We present a novel linear $\lambda$-calculus for Classical Multiplicative Exponential Linear Logic (\MELL) along the lines of the propositions-as-types paradigm. Starting from the standard term assignment for Intuitionistic Multiplicative Linear Logic (IMLL), we observe that if we incorporate linear negation, its involutive nature implies that both $A\multimap B$ and $B^\perp\multimap A^\perp$ should have the same proofs. The introduction of a linear modus tollens rule, stating that from $B^\perp\multimap A^\perp$ and $A$ we may conclude $B$, allows one to recover classical MLL. Furthermore, a term assignment for this elimination rule, {the study of proof normalization in a $\lambda$-calculus with this elimination rule} prompts us to define the novel notion of contra-substitution $t \{ a \backslash\!\backslash s \}$. Introduced alongside linear substitution, contra-substitution denotes the term that results from "grabbing" the unique occurrence of $a$ in $t$ and "pulling" from it, in order to turn the term $t$ inside out (much like a sock) and then replacing $a$ with $s$. We call the one-sided natural deduction presentation of classical MLL, the $\lambda_{\rm MLL}$-calculus.
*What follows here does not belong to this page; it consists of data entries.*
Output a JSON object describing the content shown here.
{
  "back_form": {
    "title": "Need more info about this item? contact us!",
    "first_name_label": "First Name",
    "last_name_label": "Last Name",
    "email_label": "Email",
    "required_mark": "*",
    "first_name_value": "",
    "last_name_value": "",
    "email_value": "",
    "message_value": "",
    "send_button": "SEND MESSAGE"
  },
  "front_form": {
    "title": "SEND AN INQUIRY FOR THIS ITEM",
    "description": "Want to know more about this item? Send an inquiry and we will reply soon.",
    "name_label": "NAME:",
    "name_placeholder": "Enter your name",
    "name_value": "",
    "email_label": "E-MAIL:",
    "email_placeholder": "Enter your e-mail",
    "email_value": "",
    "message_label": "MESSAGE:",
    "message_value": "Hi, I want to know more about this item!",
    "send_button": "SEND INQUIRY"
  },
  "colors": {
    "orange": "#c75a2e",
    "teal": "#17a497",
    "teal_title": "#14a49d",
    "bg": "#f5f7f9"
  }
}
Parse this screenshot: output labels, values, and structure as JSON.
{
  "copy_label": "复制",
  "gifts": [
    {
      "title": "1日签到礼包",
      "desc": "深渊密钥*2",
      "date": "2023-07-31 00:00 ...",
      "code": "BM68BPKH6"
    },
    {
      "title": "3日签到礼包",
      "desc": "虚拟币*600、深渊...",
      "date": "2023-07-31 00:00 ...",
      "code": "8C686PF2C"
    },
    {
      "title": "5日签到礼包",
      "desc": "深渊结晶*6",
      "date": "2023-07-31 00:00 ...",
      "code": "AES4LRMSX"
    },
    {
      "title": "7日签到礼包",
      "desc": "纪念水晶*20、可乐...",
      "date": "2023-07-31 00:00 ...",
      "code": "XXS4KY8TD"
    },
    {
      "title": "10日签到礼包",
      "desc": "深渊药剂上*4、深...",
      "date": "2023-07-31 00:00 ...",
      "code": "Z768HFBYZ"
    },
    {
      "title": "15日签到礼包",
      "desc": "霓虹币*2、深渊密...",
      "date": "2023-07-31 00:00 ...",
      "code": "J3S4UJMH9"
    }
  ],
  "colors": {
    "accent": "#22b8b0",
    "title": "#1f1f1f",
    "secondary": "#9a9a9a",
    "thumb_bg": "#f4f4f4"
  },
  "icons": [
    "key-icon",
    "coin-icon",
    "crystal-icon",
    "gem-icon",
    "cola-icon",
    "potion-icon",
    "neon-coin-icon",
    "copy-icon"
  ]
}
Guided by the behavior of contra-substitution in the presence of the exponentials, we extend it to a similar presentation for MELL. We prove that this calculus is sound and complete with respect to MELL and that it satisfies the standard properties of a typed programming language: subject reduction, confluence and strong normalization. Moreover, we show that several well-known term assignments for classical logic can be encoded in $\lambda_{\rm MLL}$.